Do you have adequately trained first aiders in your workplace who would be competent to respond to a serious workplace injury and quickly control bleeding (or attempt to resuscitate) in the essential few minutes following a serious accident and whilst you were awaiting the emergency services to respond to your call out?
Do you really ? Many of my clients have one (or more than one) first aider but this does not give them cover across all of the working patterns of their business (i.e. shift working, overtime working, holidays, sickness absence, etc.)
Do you ever allow dangerous work equipment to be used without guards? Be honest – do you? You should not allow this to happen. Employees should realise that it is a disciplinary offence if they do this and supervisors should be aware that they must take responsibility to act immediately if they ever see such a practice taking place.

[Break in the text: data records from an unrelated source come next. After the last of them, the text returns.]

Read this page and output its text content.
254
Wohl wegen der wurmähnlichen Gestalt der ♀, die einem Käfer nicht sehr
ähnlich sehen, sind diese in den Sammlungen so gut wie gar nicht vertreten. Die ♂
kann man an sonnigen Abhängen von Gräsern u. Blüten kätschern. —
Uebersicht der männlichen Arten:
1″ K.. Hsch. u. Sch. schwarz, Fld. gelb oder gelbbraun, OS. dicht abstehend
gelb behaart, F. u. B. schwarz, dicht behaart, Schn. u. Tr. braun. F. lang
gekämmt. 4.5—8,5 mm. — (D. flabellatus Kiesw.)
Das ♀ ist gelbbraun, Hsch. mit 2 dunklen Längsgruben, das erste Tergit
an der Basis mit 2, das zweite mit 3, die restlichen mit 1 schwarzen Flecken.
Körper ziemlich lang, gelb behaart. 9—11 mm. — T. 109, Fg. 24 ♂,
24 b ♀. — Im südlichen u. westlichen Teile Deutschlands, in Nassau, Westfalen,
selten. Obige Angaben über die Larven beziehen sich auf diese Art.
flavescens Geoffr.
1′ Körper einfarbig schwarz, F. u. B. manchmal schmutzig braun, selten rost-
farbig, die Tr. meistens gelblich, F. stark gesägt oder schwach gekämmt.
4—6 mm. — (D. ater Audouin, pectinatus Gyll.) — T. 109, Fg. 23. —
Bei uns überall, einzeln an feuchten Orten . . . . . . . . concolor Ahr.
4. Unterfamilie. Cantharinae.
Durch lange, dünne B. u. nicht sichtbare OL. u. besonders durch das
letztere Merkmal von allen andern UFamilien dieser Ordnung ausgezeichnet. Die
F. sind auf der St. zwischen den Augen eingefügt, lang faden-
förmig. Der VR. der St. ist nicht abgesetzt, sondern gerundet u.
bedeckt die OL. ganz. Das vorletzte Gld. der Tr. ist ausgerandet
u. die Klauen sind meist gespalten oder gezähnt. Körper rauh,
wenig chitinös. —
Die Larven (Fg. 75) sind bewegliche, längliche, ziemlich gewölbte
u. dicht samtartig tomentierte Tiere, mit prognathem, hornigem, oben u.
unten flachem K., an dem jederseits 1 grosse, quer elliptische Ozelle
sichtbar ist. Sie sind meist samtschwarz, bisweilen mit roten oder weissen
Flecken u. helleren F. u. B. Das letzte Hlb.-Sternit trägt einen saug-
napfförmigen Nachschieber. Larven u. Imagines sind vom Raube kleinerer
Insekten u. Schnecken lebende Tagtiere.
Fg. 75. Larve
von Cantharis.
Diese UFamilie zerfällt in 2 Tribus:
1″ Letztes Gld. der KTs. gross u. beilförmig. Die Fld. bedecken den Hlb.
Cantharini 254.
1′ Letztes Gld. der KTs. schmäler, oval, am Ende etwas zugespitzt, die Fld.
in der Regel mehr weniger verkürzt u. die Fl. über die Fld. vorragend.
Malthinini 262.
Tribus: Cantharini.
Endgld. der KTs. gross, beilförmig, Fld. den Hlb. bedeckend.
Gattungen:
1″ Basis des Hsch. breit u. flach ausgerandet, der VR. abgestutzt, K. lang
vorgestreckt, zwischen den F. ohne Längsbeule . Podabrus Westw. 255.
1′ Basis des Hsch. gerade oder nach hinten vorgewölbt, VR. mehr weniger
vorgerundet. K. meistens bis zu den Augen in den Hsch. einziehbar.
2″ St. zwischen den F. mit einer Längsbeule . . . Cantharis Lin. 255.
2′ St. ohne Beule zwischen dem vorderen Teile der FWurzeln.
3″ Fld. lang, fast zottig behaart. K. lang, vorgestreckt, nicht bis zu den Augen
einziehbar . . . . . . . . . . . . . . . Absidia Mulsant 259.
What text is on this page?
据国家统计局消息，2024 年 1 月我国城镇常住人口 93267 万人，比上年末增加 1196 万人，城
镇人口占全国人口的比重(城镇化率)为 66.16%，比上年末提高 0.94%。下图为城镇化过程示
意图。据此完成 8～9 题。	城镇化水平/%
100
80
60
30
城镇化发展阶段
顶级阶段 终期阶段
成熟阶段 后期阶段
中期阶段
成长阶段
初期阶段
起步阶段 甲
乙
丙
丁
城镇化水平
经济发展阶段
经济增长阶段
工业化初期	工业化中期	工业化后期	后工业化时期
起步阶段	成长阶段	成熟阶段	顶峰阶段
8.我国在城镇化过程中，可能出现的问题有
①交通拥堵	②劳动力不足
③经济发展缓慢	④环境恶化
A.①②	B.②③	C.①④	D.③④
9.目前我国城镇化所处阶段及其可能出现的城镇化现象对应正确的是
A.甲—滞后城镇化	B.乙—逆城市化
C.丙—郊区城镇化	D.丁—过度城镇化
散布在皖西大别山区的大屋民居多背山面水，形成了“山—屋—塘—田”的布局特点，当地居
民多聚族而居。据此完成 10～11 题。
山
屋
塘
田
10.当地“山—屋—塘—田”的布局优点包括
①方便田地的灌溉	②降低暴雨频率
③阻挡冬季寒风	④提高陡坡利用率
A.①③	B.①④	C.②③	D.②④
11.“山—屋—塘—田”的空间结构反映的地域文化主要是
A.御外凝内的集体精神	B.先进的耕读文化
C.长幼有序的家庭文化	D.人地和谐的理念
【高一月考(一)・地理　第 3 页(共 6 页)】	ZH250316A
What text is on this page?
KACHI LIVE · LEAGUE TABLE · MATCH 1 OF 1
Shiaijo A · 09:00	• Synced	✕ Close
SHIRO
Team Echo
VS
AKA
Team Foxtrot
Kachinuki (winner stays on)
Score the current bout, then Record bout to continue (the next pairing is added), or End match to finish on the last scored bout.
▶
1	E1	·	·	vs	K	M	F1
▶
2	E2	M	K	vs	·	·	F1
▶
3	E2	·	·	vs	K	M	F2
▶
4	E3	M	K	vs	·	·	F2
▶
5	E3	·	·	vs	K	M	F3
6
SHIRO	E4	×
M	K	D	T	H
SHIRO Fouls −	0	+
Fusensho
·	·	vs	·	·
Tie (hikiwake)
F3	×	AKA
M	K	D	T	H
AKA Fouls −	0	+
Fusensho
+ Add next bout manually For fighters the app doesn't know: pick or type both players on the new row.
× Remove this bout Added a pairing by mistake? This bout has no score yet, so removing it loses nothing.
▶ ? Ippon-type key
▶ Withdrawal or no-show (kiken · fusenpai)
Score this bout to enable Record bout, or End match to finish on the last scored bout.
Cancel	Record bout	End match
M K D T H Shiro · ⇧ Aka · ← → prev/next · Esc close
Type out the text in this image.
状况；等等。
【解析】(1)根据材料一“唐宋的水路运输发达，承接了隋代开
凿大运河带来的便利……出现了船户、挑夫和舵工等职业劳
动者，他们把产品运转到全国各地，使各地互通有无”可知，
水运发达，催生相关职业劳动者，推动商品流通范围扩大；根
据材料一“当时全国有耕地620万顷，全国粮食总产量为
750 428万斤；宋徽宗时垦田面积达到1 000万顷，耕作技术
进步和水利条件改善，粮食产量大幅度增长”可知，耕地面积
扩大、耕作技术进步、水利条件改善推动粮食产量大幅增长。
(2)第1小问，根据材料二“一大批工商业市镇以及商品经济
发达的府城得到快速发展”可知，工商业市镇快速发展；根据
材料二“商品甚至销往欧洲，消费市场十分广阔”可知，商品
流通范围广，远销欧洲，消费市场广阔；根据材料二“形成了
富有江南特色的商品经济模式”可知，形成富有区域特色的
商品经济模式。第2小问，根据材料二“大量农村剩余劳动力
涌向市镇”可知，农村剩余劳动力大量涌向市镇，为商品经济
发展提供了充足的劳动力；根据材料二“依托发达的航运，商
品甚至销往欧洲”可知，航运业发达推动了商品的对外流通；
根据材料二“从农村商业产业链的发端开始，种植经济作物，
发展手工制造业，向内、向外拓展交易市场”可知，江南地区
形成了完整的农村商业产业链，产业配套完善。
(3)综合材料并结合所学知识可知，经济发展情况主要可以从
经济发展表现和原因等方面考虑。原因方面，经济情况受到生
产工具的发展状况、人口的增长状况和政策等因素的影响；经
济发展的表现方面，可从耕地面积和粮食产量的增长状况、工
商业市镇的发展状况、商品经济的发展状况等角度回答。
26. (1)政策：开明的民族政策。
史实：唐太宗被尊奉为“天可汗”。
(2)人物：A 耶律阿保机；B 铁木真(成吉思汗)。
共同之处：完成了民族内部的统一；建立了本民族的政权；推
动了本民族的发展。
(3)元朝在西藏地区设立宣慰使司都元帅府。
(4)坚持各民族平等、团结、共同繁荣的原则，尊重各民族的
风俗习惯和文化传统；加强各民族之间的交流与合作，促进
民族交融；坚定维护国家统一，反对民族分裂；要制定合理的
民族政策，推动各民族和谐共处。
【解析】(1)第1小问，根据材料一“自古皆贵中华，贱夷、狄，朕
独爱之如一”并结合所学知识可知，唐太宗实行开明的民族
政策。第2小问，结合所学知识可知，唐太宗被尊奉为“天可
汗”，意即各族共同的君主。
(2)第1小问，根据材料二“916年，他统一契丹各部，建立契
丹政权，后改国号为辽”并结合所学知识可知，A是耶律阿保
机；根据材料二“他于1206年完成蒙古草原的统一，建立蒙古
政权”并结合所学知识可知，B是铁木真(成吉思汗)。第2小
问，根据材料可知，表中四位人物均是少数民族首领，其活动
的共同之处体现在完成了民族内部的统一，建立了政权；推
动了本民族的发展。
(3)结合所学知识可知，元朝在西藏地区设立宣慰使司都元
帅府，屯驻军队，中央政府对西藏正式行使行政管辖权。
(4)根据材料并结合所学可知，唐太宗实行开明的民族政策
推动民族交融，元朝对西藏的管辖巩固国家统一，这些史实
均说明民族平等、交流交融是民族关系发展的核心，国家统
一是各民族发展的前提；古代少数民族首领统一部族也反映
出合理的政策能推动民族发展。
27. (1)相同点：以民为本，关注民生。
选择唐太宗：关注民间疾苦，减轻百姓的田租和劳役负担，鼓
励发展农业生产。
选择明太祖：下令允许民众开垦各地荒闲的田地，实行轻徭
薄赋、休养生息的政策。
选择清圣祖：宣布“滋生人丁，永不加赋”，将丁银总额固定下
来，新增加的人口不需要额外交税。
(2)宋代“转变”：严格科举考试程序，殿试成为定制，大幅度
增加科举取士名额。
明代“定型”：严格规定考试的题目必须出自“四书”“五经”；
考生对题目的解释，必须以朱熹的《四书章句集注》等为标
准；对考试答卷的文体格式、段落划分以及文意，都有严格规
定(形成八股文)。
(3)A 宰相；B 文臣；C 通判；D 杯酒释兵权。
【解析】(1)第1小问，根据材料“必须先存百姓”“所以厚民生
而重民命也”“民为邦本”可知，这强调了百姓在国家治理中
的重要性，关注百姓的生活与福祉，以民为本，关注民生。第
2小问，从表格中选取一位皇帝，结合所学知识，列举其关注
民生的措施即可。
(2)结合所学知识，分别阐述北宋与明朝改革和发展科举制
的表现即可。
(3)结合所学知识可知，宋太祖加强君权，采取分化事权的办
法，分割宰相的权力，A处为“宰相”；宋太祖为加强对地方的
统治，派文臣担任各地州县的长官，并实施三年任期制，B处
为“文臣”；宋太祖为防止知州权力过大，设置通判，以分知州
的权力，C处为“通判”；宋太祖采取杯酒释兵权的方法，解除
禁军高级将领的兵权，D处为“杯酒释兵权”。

I have dealt with countless incidents of musculoskeletal disorders within this same period as well and do not want to dwell on this too much other than to say that difficult and / or strenuous lifting and handling in your workplace should be assessed to see if mechanisation can be used, whether it should be made a ‘two person’ lift, etc. Also, you should not assume that the ability to lift and handle goods safely is ‘common sense’ – all workers should receive formal instruction in how to lift safely and should be made aware that they should alert the employer should they be concerned about any specific lifting and / or handling task they are having to undertake.

Finally, to my last point. Whilst walking around the yard of another client recently we stood and observed ‘frantic’ activity as fork lift trucks ‘zoomed’ (slight exaggeration) around the yard unloading and loading what seemed to be an endless trail of HGV’s at a very busy time for them. Fork lift trucks did not have speed limiters and were being driven far too fast, fork lift truck drivers were not wearing seat belts, etc. This yard was also being used by other work pedestrians as they moved from one workshop to another.

Some time ago this company had created a safe walkway for such workers (protected by portable sections of steel barrier) to give them a protected route to use when moving between these two workshops. However on this day no-one was bothering to use this route and they were just ‘dodging’ (slight exaggeration again) between the fork lift trucks and the HGV’s. However, as a result of my visit, the use of this walkway is now being rigidly re-enforced. Now, no-one had been hurt here YET.

The law expects you to be ‘proactive’ and see the dangers in your place of work and deal with them ‘so far as is reasonably practicable’ before someone is harmed. In this last instance, unless changes are made, it is not ‘if’ someone gets hit by a vehicle it is ‘when’! If it happens at your place of work you will perhaps lose a key worker for a while (maybe even forever) and it will be absolutely no defence, if you then face prosecution, to say ‘it had never happened before’ – you should have foreseen the possibility that it could happen and should have dealt with it accordingly.

So – I fully understand that you all lead busy and demanding lives but the next time you walk around your yards just stop for a few minutes and watch what is going on with a ‘fresh pair of eyes’. Then ask yourself – what could happen ? Also, then ask yourself if you are currently doing enough to reduce the chance of the worst scenario (in that case) of ever actually happening. If you feel that you could do more then take some action to step health and safety up a gear at your site – ‘sooner rather than later’.